How to sort the name along with age in java

Question

I am new to Java 8. I just want to sort by the name. But the condition is: if there are duplicate names then it should be sorted according to age.

For example my inp

Answer 1

Currently you are a) only comparing by one attribute and b) not really making use of Java 8's new features.

With Java 8 you can use method references and chained comparators, like this:

Collections.sort(persons, Comparator.comparing(Person::getFname)
    .thenComparingInt(Person::getAge));

This will compare two Person instances first by their fname and - if that is equal - by their age (with a slight optimization to thenComparingInt to avoid boxing).

Answer 2

You can simply use the stream sorted method with static reference of getName and getAge methods.

List<Person> list=new ArrayList<Person>();
list.stream().sorted(Comparator.comparing(Employee::getName).thenComparing(Employee::getAge)).collect(Collectors.toList()).forEach(System.out::println);

Answer 3

Your Comparator is only sorting by age, not by name.

You could try it like that:

new Comparator<Person>() {
    @Override
    public int compare(Person t, Person t1) {
        int ret = t.getFname().compareTo(t1.getFname());
        if (ret == 0) {
           ret = Integer.compare(t.getAge(), t1.getAge()); 
        }
        return ret;
    }
}

You could also think about implementing Comparable<Person> in the Person class itself:

class Person implements Comparable<Person> {
    @Override
    public int compareTo(Person p) {
        int ret = fname.compareTo(p.fname);
        if (ret == 0) {
           ret = Integer.compare(age, p.getAge()); 
        }
        return ret;

    }
}

Answer 4

You can use Comparator.comparing method, introduced in Java 8, returns a Comparator object that will use the specified field as the sort key.

final Function<Person, Integer> byAge = person -> person.getAge();   
final Function<Person, String> byTheirName = person -> person.getFname();
System.out.println("Sorted in ascending order by age and name: ");
        List<Person> sortedlist =   people.stream()
            .sorted(Comparator.comparing(byAge).thenComparing(byTheirName))
            .collect(Collectors.toList());
        sortedlist.forEach(System.out::println);

We first created two lambda expressions, one to return the age of a given person and the other to return that person’s name.
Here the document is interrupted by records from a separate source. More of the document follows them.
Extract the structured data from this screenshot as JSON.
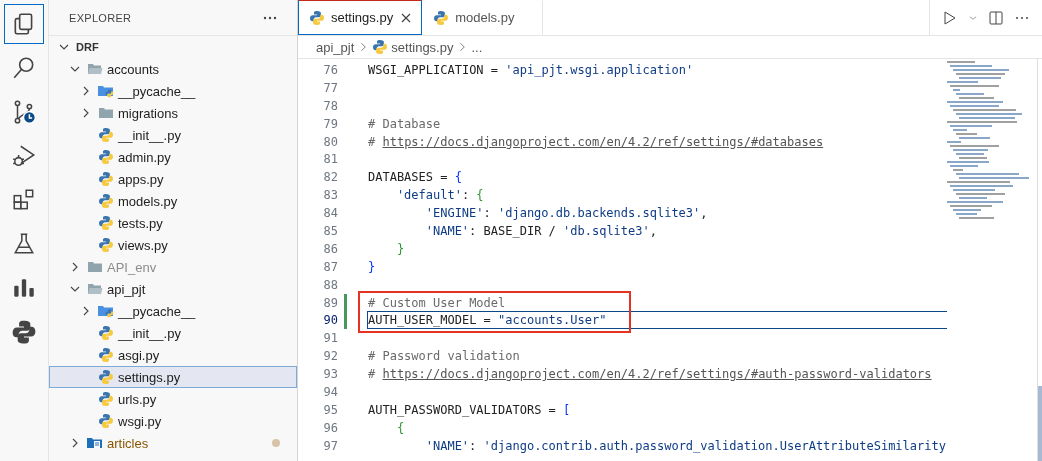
{
  "activity_bar": [
    {
      "kind": "files",
      "selected": true
    },
    {
      "kind": "search",
      "selected": false
    },
    {
      "kind": "source-control",
      "selected": false
    },
    {
      "kind": "run",
      "selected": false
    },
    {
      "kind": "extensions",
      "selected": false
    },
    {
      "kind": "testing",
      "selected": false
    },
    {
      "kind": "chart",
      "selected": false
    },
    {
      "kind": "python",
      "selected": false
    }
  ],
  "explorer": {
    "title": "EXPLORER",
    "tree": [
      {
        "label": "DRF",
        "kind": "root",
        "expanded": true,
        "selected": false,
        "children": [
          {
            "label": "accounts",
            "kind": "folder",
            "expanded": true,
            "selected": false,
            "children": [
              {
                "label": "__pycache__",
                "kind": "pyfolder",
                "expanded": false,
                "selected": false
              },
              {
                "label": "migrations",
                "kind": "folder",
                "expanded": false,
                "selected": false
              },
              {
                "label": "__init__.py",
                "kind": "py",
                "selected": false
              },
              {
                "label": "admin.py",
                "kind": "py",
                "selected": false
              },
              {
                "label": "apps.py",
                "kind": "py",
                "selected": false
              },
              {
                "label": "models.py",
                "kind": "py",
                "selected": false
              },
              {
                "label": "tests.py",
                "kind": "py",
                "selected": false
              },
              {
                "label": "views.py",
                "kind": "py",
                "selected": false
              }
            ]
          },
          {
            "label": "API_env",
            "kind": "folder",
            "expanded": false,
            "ignored": true,
            "selected": false
          },
          {
            "label": "api_pjt",
            "kind": "folder",
            "expanded": true,
            "selected": false,
            "children": [
              {
                "label": "__pycache__",
                "kind": "pyfolder",
                "expanded": false,
                "selected": false
              },
              {
                "label": "__init__.py",
                "kind": "py",
                "selected": false
              },
              {
                "label": "asgi.py",
                "kind": "py",
                "selected": false
              },
              {
                "label": "settings.py",
                "kind": "py",
                "selected": true
              },
              {
                "label": "urls.py",
                "kind": "py",
                "selected": false
              },
              {
                "label": "wsgi.py",
                "kind": "py",
                "selected": false
              }
            ]
          },
          {
            "label": "articles",
            "kind": "package",
            "expanded": false,
            "modified": true,
            "selected": false
          }
        ]
      }
    ]
  },
  "tabs": [
    {
      "label": "settings.py",
      "selected": true
    },
    {
      "label": "models.py",
      "selected": false
    }
  ],
  "breadcrumb": [
    "api_pjt",
    "settings.py",
    "..."
  ],
  "code": [
    {
      "number": "76",
      "tokens": [
        {
          "t": "WSGI_APPLICATION = ",
          "kind": "plain"
        },
        {
          "t": "'api_pjt.wsgi.application'",
          "kind": "string"
        }
      ]
    },
    {
      "number": "77"
    },
    {
      "number": "78"
    },
    {
      "number": "79",
      "tokens": [
        {
          "t": "# Database",
          "kind": "comment"
        }
      ]
    },
    {
      "number": "80",
      "tokens": [
        {
          "t": "# ",
          "kind": "comment"
        },
        {
          "t": "https://docs.djangoproject.com/en/4.2/ref/settings/#databases",
          "kind": "link"
        }
      ]
    },
    {
      "number": "81"
    },
    {
      "number": "82",
      "tokens": [
        {
          "t": "DATABASES = ",
          "kind": "plain"
        },
        {
          "t": "{",
          "kind": "bracket1"
        }
      ],
      "children": [
        {
          "number": "83",
          "tokens": [
            {
              "t": "'default'",
              "kind": "string"
            },
            {
              "t": ": ",
              "kind": "plain"
            },
            {
              "t": "{",
              "kind": "bracket2"
            }
          ],
          "children": [
            {
              "number": "84",
              "tokens": [
                {
                  "t": "'ENGINE'",
                  "kind": "string"
                },
                {
                  "t": ": ",
                  "kind": "plain"
                },
                {
                  "t": "'django.db.backends.sqlite3'",
                  "kind": "string"
                },
                {
                  "t": ",",
                  "kind": "plain"
                }
              ]
            },
            {
              "number": "85",
              "tokens": [
                {
                  "t": "'NAME'",
                  "kind": "string"
                },
                {
                  "t": ": BASE_DIR / ",
                  "kind": "plain"
                },
                {
                  "t": "'db.sqlite3'",
                  "kind": "string"
                },
                {
                  "t": ",",
                  "kind": "plain"
                }
              ]
            }
          ]
        },
        {
          "number": "86",
          "tokens": [
            {
              "t": "}",
              "kind": "bracket2"
            }
          ]
        }
      ]
    },
    {
      "number": "87",
      "tokens": [
        {
          "t": "}",
          "kind": "bracket1"
        }
      ]
    },
    {
      "number": "88"
    },
    {
      "number": "89",
      "modified": true,
      "boxed": true,
      "current": false,
      "tokens": [
        {
          "t": "# Custom User Model",
          "kind": "comment"
        }
      ]
    },
    {
      "number": "90",
      "modified": true,
      "boxed": true,
      "current": true,
      "tokens": [
        {
          "t": "AUTH_USER_MODEL = ",
          "kind": "plain"
        },
        {
          "t": "\"accounts.User\"",
          "kind": "string"
        }
      ]
    },
    {
      "number": "91"
    },
    {
      "number": "92",
      "tokens": [
        {
          "t": "# Password validation",
          "kind": "comment"
        }
      ]
    },
    {
      "number": "93",
      "tokens": [
        {
          "t": "# ",
          "kind": "comment"
        },
        {
          "t": "https://docs.djangoproject.com/en/4.2/ref/settings/#auth-password-validators",
          "kind": "link"
        }
      ]
    },
    {
      "number": "94"
    },
    {
      "number": "95",
      "tokens": [
        {
          "t": "AUTH_PASSWORD_VALIDATORS = ",
          "kind": "plain"
        },
        {
          "t": "[",
          "kind": "bracket1"
        }
      ],
      "children": [
        {
          "number": "96",
          "tokens": [
            {
              "t": "{",
              "kind": "bracket2"
            }
          ],
          "children": [
            {
              "number": "97",
              "tokens": [
                {
                  "t": "'NAME'",
                  "kind": "string"
                },
                {
                  "t": ": ",
                  "kind": "plain"
                },
                {
                  "t": "'django.contrib.auth.password_validation.UserAttributeSimilarity",
                  "kind": "string"
                }
              ]
            }
          ]
        }
      ]
    }
  ]
}
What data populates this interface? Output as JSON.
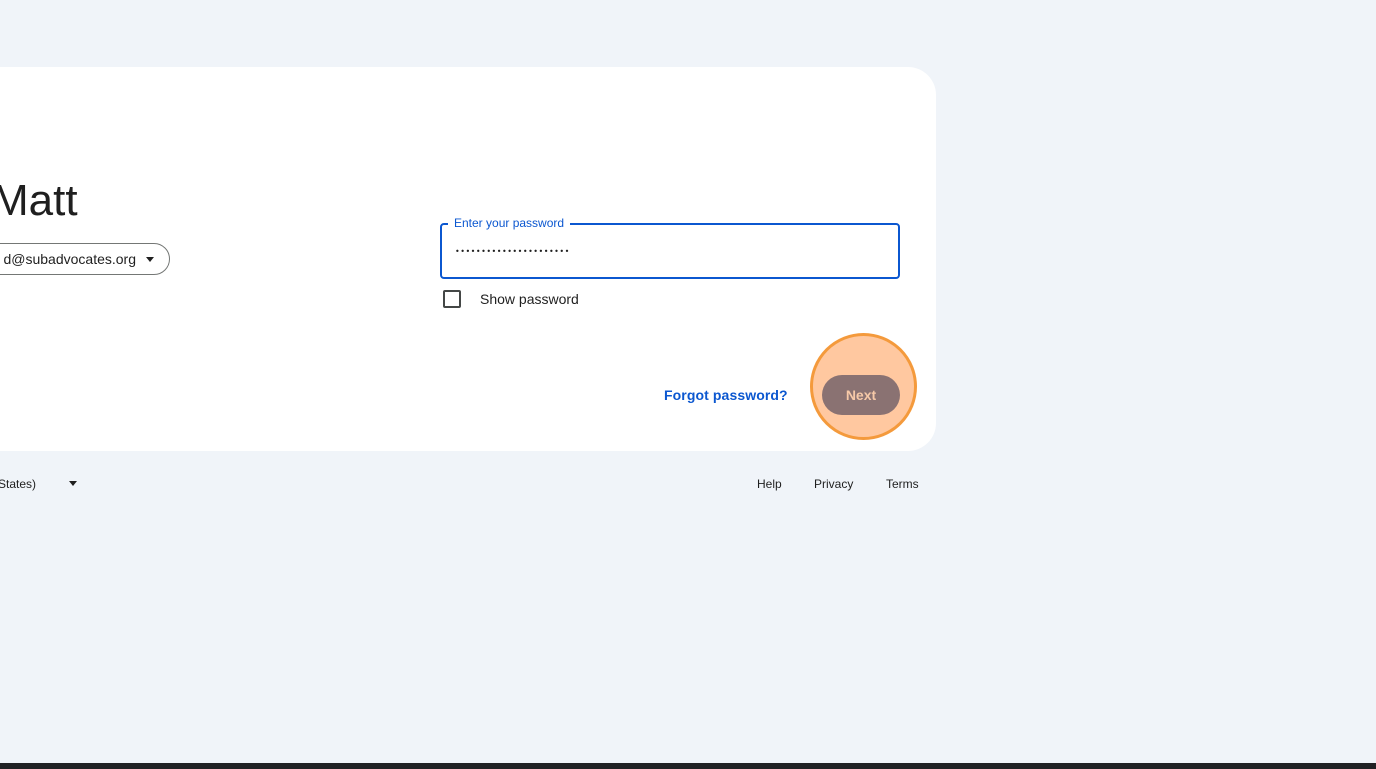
{
  "greeting": "Matt",
  "account_chip": {
    "email": "d@subadvocates.org",
    "icon": "chevron-down-icon"
  },
  "password": {
    "label": "Enter your password",
    "value": "••••••••••••••••••••••",
    "show_password_label": "Show password",
    "show_password_checked": false
  },
  "actions": {
    "forgot_label": "Forgot password?",
    "next_label": "Next"
  },
  "footer": {
    "language": "States)",
    "language_icon": "chevron-down-icon",
    "help": "Help",
    "privacy": "Privacy",
    "terms": "Terms"
  },
  "colors": {
    "background": "#f0f4f9",
    "accent": "#0b57d0",
    "highlight": "#f49a3c"
  }
}
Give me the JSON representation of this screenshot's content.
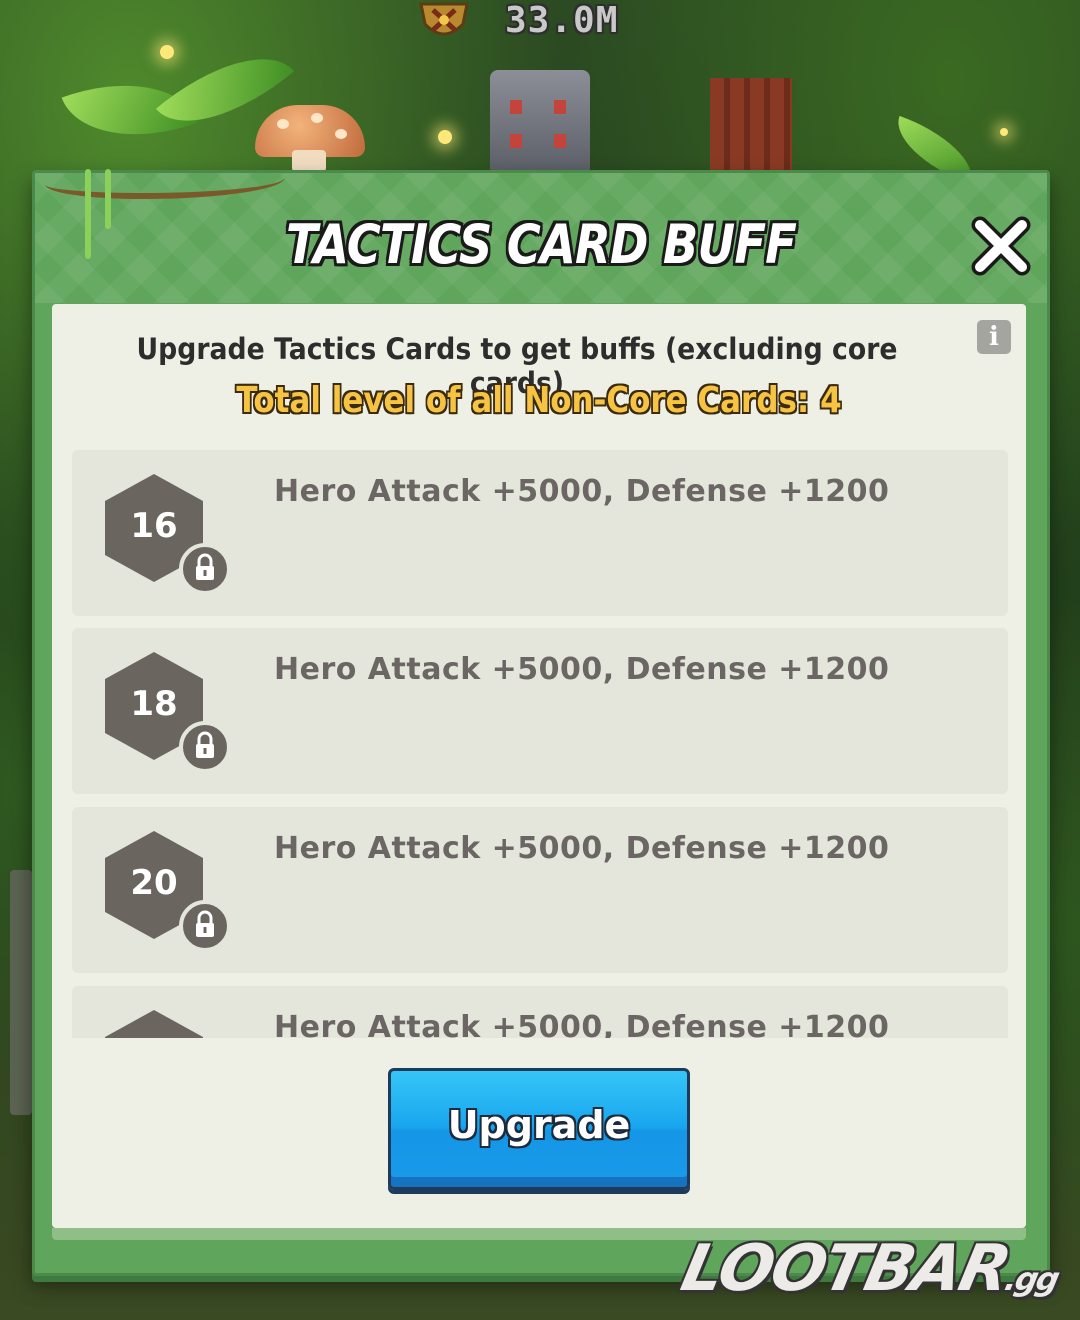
{
  "hud": {
    "power_value": "33.0M"
  },
  "dialog": {
    "title": "TACTICS CARD BUFF",
    "subtitle": "Upgrade Tactics Cards to get buffs (excluding core cards)",
    "total_level_text": "Total level of all Non-Core Cards: 4",
    "buffs": [
      {
        "level": "16",
        "text": "Hero Attack +5000, Defense +1200",
        "locked": true
      },
      {
        "level": "18",
        "text": "Hero Attack +5000, Defense +1200",
        "locked": true
      },
      {
        "level": "20",
        "text": "Hero Attack +5000, Defense +1200",
        "locked": true
      },
      {
        "level": "",
        "text": "Hero Attack +5000, Defense +1200",
        "locked": true
      }
    ],
    "upgrade_label": "Upgrade"
  },
  "watermark": {
    "brand": "LOOTBAR",
    "suffix": ".gg"
  },
  "colors": {
    "dialog_green": "#5fa55b",
    "panel_bg": "#eef0e5",
    "row_bg": "#e4e6dc",
    "badge_grey": "#6b6560",
    "gold_text": "#f6c343",
    "button_blue": "#19a6ef"
  },
  "icons": [
    "power-emblem-icon",
    "close-icon",
    "info-icon",
    "lock-icon"
  ]
}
We then combined these two lambda expressions in the call to the sorted() method to compare on both properties. The comparing() method created and returned a Comparator to compare based on age. On the returned Comparator we invoked the thenComparing() method to create a composite comparator that compares based on both age and name

Answer 5

You need to compare for names first. If the names are the same, then and only then the result depends on comparing the age

public static void main(String[] args) {
    List<Person> persons = new ArrayList<>();
    persons.add(new Person("tarun", 28));
    persons.add(new Person("arun", 29));
    persons.add(new Person("varun", 12));
    persons.add(new Person("arun", 22));

    Collections.sort(persons, new Comparator<Person>() {

        public int compare(Person t, Person t1) {
            int comp = t.getFname().compareTo(t1.getFname());
            if (comp != 0) {    // names are different
                return comp;
            }
            return t.getAge() - t1.getAge();
        }
    });
    System.out.println(persons);

}}

if you want to change from ascending to descending, just change the sign. e.g.

 return -comp;

or swap the person

name

 int comp = t1.getFname().compareTo(t.getFname());

age

 return t1.getAge() - t.getAge();

Answer 6

This is simple one liner comparison using ternary operator for sorting the objects. No need to write so many if/else block.

Collections.sort(persons, new Comparator<Person>() {

    @Override
    public int compare(Person t1, Person t2) {

        return t1.getFname().equals(t2.getFname()) ? t1.getAge()-t2.getAge() : t1.getFname().compareTo(t2.getFname());

    }
});